Model Order Reduction in High-dimensional Parameter Space
Model reduction techniques such as Proper Orthogonal Decomposition, Proper Generalized Decomposition and Reduced Basis are decision-making tools which are about to revolutionize many domains. Unfortunately, their calculation remains problematic for problems involving many parameters, for which one can invoke the « curse of dimensionality ». The today practical limit is about a dozen parameters and much less for nonlinear engineering problems.

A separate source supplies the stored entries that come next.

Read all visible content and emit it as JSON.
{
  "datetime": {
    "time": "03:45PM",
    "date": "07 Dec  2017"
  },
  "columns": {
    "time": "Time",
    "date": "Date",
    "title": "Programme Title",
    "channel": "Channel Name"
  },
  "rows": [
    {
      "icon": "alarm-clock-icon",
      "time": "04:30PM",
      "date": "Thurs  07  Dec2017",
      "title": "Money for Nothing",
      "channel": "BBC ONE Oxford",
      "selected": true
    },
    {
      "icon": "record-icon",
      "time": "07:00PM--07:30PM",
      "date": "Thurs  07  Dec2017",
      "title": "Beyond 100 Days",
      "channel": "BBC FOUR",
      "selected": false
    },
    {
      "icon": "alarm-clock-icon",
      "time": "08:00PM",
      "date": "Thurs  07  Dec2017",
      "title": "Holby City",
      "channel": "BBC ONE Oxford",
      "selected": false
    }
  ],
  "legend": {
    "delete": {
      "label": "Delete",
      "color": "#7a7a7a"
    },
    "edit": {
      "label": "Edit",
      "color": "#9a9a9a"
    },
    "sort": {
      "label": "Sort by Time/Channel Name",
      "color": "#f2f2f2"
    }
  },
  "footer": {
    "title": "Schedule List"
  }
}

The talk will introduce a general answer to this challenge . This MOR method named the « parameter-multiscale PGD » is based on the Saint-Venant’s Principle which works for numerous models in Physics. Such a principle highlights two different levels of parametric influence, which drives us to introduce a multiscale description of the parameters and to separate a « macro » and a « micro » scale, as it is classically done for space or time. A first implementation of this vision has been done using a Discontinuous Galerkin spacial formulation and applied to an elasticity 3D-problem composed of up to a thousand parameters. Last developments concern its extension to classical finite element solvers and nonlinear problems .
The talk will give the basic features of the « parameter-multiscale PGD », especially its mechanical bases, and presents its extensions. Elasticity 3D- problems will be used to illustrate its performance as well as its current limits. The latest developments and perspectives will also be shown.
 Ladeveze P., Paillet C., Neron D. (2018) Extended-PGD Model Reduction for Nonlinear Solid Mechanics Problems Involving Many Parameters. In: Oñate E., Peric D., de Souza Neto E., Chiumenti M. (eds) Advances in Computational Plasticity. Computational Methods in Applied Sciences, vol 46. Springer, Cham
Ladeveze P. On reduced models in nonlinear solid mechanics, European Journal of Mechanics A/Solids 60: 227-237, 2016.